Canadian students place third in solar contest

3rd Place
The Silo House project envisions the transformation of a discarded oil silo into an energy-efficient, solar-ready residence. Image courtesy Dow Chemical Company.

A pair of Canadian students has taken third in an international competition to develop affordable, energy-efficient housing solutions.

Leon Lai and Eric Tan’s Silo House design was awarded $5000 in Dow Chemical Company’s “Solar Design to Zero” challenge. It involves the conversion of discarded oil silos—with their spherical surfaces offering ideal year-round solar-energy collection—into residential dwellings.

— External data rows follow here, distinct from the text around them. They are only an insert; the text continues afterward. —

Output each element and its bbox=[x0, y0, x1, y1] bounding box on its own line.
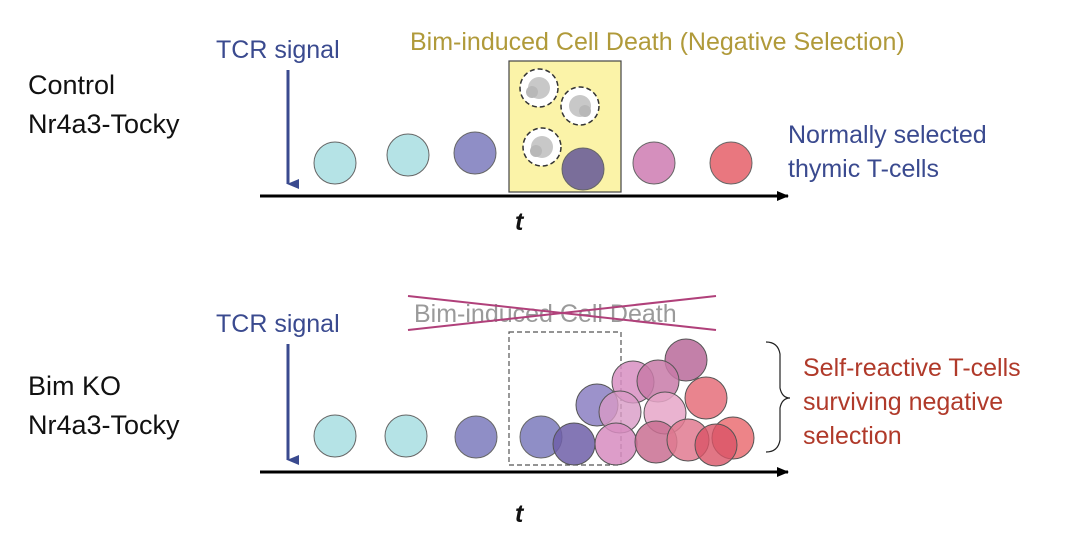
bimko-panel: Bim KO Nr4a3-Tocky TCR signal Bim-induce… bbox=[28, 295, 1021, 528]
control-outcome-line2: thymic T-cells bbox=[788, 155, 939, 183]
control-axis-label: t bbox=[515, 208, 525, 236]
cluster-cell bbox=[694, 423, 738, 467]
control-cell-1 bbox=[313, 141, 357, 185]
control-outcome-line1: Normally selected bbox=[788, 121, 987, 149]
cross-line-2 bbox=[407, 295, 717, 331]
bimko-outcome-line3: selection bbox=[803, 422, 902, 450]
dying-cell-3 bbox=[522, 127, 562, 167]
surviving-cell-cluster bbox=[552, 338, 755, 467]
cluster-cell bbox=[594, 422, 638, 466]
cluster-cell bbox=[552, 422, 596, 466]
bimko-axis-label: t bbox=[515, 500, 525, 528]
dying-cell-2 bbox=[560, 86, 600, 126]
control-label-line2: Nr4a3-Tocky bbox=[28, 109, 180, 139]
bimko-cell-1 bbox=[313, 414, 357, 458]
control-label-line1: Control bbox=[28, 70, 115, 100]
control-panel: Control Nr4a3-Tocky TCR signal Bim-induc… bbox=[28, 28, 987, 236]
cluster-cell bbox=[684, 376, 728, 420]
control-cell-4 bbox=[561, 147, 605, 191]
outcome-bracket bbox=[765, 341, 791, 453]
bimko-label-line2: Nr4a3-Tocky bbox=[28, 410, 180, 440]
control-tcr-signal-label: TCR signal bbox=[216, 36, 340, 64]
bimko-outcome-line1: Self-reactive T-cells bbox=[803, 354, 1021, 382]
bimko-cell-3 bbox=[454, 415, 498, 459]
bimko-label-line1: Bim KO bbox=[28, 371, 121, 401]
bimko-cell-2 bbox=[384, 414, 428, 458]
control-cell-2 bbox=[386, 133, 430, 177]
control-death-title: Bim-induced Cell Death (Negative Selecti… bbox=[410, 28, 905, 56]
bimko-outcome-line2: surviving negative bbox=[803, 388, 1003, 416]
control-cell-5 bbox=[632, 141, 676, 185]
dying-cell-1 bbox=[519, 68, 559, 108]
control-cell-6 bbox=[709, 141, 753, 185]
control-cell-3 bbox=[453, 131, 497, 175]
bimko-tcr-signal-label: TCR signal bbox=[216, 310, 340, 338]
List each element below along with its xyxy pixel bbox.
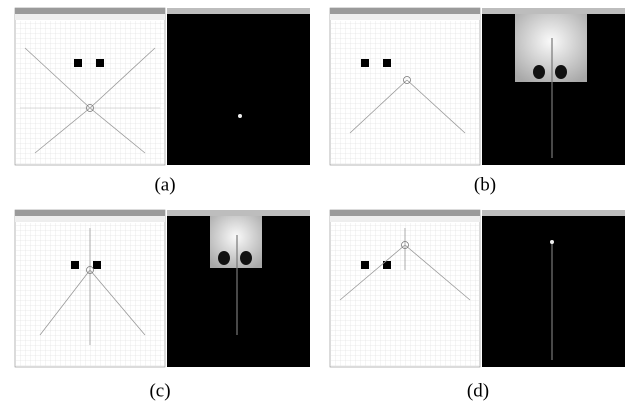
- title-bar: [482, 8, 625, 14]
- title-bar: [167, 210, 310, 216]
- blob: [218, 251, 230, 265]
- blob: [555, 65, 567, 79]
- light-dot: [550, 240, 554, 244]
- blob: [533, 65, 545, 79]
- title-bar: [15, 8, 165, 14]
- obstacle: [361, 261, 369, 269]
- screenshot: [330, 8, 625, 165]
- caption: (c): [149, 380, 170, 401]
- title-bar: [167, 8, 310, 14]
- menu-bar: [330, 216, 480, 222]
- title-bar: [482, 210, 625, 216]
- obstacle: [383, 59, 391, 67]
- obstacle: [361, 59, 369, 67]
- caption: (b): [474, 174, 496, 195]
- window: [167, 8, 310, 165]
- caption: (a): [154, 174, 175, 195]
- caption: (d): [467, 380, 489, 401]
- title-bar: [15, 210, 165, 216]
- figure: (a) (b) (c) (d): [0, 0, 625, 405]
- light-dot: [238, 114, 242, 118]
- menu-bar: [330, 14, 480, 20]
- obstacle: [71, 261, 79, 269]
- menu-bar: [15, 14, 165, 20]
- screenshot: [330, 210, 625, 367]
- title-bar: [330, 8, 480, 14]
- screenshot: [15, 8, 310, 165]
- obstacle: [93, 261, 101, 269]
- camera-view: [210, 216, 262, 268]
- title-bar: [330, 210, 480, 216]
- menu-bar: [15, 216, 165, 222]
- canvas: [16, 21, 164, 164]
- obstacle: [96, 59, 104, 67]
- camera-view: [515, 14, 587, 82]
- obstacle: [74, 59, 82, 67]
- window: [482, 210, 625, 367]
- screenshot: [15, 210, 310, 367]
- blob: [240, 251, 252, 265]
- canvas: [331, 21, 479, 164]
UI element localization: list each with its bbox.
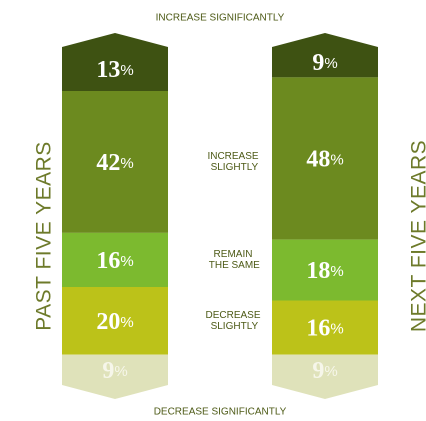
series-label: INCREASE SIGNIFICANTLY (156, 13, 285, 24)
value-label: 20% (96, 308, 133, 334)
series-label: INCREASE SLIGHTLY (207, 151, 258, 173)
series-label: DECREASE SLIGHTLY (205, 309, 260, 331)
bar-segment (272, 239, 378, 301)
value-label: 42% (96, 149, 133, 175)
value-label: 18% (306, 258, 343, 284)
category-label: PAST FIVE YEARS (33, 141, 56, 331)
value-label: 16% (96, 247, 133, 273)
bar-segment (62, 90, 168, 233)
series-label: DECREASE SIGNIFICANTLY (154, 407, 287, 418)
bar-segment (272, 300, 378, 355)
bar-segment (62, 33, 168, 91)
value-label: 16% (306, 315, 343, 341)
bar-segment (272, 77, 378, 240)
value-label: 13% (96, 56, 133, 82)
bar-segment (272, 33, 378, 78)
value-label: 9% (102, 357, 127, 383)
value-label: 48% (306, 146, 343, 172)
bar-segment (62, 354, 168, 399)
bar-segment (272, 354, 378, 399)
bar-segment (62, 232, 168, 287)
value-label: 9% (312, 357, 337, 383)
series-label: REMAIN THE SAME (206, 249, 260, 271)
category-label: NEXT FIVE YEARS (408, 140, 426, 332)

The adaptive reuse proposal also provides a use for the 49,000 waterproof, industrial vessels that may otherwise be obsolete in the post-oil world of the future.

“The students’ designs are perfect examples of the innovative thinking needed to create sustainable and energy-efficient housing both now and for the future,” said Dow Solar’s Pat Nugent. “The competition challenged students to think outside the box to develop net-zero solutions that will ultimately shape the future of sustainable residential building and design.”

The competition garnered 131 entries from 19 countries. Winners were announced at the National Association of Home Builders (NAHB) International Builders’ Show earlier this month. First place went to the Live/Work team from South Carolina’s Clemson University School of Architecture.